La 61ᵉ session du Conseil des ministres de l’Autorité de développement intégré des États du Liptako-Gourma (ALG) s’est tenue le 10 novembre 2025, en visioconférence, sous la présidence du ministre malien Amadou Keïta.
La 61ème session du Conseil des ministres de l’ALG marque une étape décisive dans la transformation de cette instance en agence d’exécution des projets de la Confédération des États du Sahel (AES), conformément à la décision prise lors de la 8ᵉ Conférence ordinaire des Chefs d’État et de gouvernement en juillet 2025.
Jusqu’ici centrée sur la coordination du développement dans la région du Liptako-Gourma, l’ALG voit son mandat profondément réorienté.
L’objectif est d’en faire le bras opérationnel de la Confédération des États du Sahel, afin de renforcer l’efficacité de la mise en œuvre des projets et de répondre plus efficacement aux défis communs de la région.

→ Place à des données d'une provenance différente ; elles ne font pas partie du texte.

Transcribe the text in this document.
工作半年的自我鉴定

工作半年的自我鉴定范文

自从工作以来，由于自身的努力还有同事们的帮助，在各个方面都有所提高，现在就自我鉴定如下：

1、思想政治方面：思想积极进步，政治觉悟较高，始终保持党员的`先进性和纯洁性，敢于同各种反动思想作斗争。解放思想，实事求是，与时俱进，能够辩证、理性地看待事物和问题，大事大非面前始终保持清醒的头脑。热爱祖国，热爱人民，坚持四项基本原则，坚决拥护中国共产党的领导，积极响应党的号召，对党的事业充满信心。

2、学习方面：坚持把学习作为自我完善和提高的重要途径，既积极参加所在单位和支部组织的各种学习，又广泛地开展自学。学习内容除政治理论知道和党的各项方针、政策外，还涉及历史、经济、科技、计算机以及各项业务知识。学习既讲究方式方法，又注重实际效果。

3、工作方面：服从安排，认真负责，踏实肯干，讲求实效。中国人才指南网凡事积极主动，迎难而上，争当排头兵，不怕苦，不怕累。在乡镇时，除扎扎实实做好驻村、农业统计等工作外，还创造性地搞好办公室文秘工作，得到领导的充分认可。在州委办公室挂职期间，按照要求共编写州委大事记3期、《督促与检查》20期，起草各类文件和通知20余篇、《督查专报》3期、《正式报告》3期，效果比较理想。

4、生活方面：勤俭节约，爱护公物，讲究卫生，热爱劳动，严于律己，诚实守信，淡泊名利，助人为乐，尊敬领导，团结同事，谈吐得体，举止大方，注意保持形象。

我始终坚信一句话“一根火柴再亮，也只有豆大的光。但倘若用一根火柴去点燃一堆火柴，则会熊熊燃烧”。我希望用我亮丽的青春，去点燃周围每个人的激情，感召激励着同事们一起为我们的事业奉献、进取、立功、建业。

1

À cet effet, les ministres ont adopté plusieurs mesures visant à adapter le cadre juridique, institutionnel et opérationnel de l’organisation à ses nouvelles missions.
Le président du Conseil des ministres, Pr. Amadou Keïta, a souligné que cette mutation va bien au-delà d’une simple réforme administrative : il s’agit d’une refondation stratégique.
Il a insisté sur la nécessité d’aligner les structures et les activités de l’ALG sur les priorités politiques et économiques de la Confédération des États du Sahel, tout en consolidant sa viabilité institutionnelle.
Le processus prévoit également une réorganisation des ressources et un renforcement des capacités de gestion pour une meilleure exécution des projets transnationaux.
Les participants ont profité de cette session pour examiner les rapports d’activités de l’organisation, adopter le budget 2025 et approuver les réformes structurelles en cours.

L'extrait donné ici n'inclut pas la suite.